Kommt hinzu: Aus medizinischen Gründen ist es gar nicht sinnvoll, die Zähne routinemässig zu röntgen. Vor allem nicht «in den gleichen zeitlichen Abständen», sagt Zahnärztin Dorothea Dagassan von der Universität Basel. Dagassan ist auch Strahlenschutzbeauftragte bei der Schweizerischen Zahnärzte-Gesellschaft. Eine Studie der Universität Zürich kam bereits im Jahr 2011 zum Schluss: Bei Kindern ohne Karies ist das Kariesrisiko so klein, dass es sich nicht lohnt, sie alle ein bis zwei Jahre den Röntgenstrahlen auszusetzen. Alle acht Jahre reicht. Die Forscher hatten 600 Schulkinder untersucht.

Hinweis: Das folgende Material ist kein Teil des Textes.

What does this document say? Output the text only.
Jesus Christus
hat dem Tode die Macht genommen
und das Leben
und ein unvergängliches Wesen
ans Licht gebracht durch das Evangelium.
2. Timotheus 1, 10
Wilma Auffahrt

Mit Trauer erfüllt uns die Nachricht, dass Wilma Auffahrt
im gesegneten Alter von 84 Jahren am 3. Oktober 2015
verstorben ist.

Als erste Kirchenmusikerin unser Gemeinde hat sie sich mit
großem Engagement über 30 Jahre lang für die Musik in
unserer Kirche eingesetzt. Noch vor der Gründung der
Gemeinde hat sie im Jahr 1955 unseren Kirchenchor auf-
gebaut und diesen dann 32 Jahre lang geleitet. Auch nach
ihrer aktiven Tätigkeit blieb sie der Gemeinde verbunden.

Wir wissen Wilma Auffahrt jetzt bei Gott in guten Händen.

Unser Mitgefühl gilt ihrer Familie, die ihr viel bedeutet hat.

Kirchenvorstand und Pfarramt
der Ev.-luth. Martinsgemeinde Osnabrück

Auch für Michael Bornstein von der Schweizerischen Gesellschaft für zahnärztliche Radiologie ist klar: Bei Patienten, die schon länger keine Karies mehr hatten und ihre Zähne sehr gut putzen, könne man auch «mehr als ein oder zwei Jahre» zuwarten. Das gelte selbst für Patienten mit Prothese, Wurzelbehandlung oder Implantaten. «Zahnärzte sollten nur dann röntgen, wenn es einen klaren Grund dafür gibt, zum Beispiel wenn der Patient Beschwerden hat.»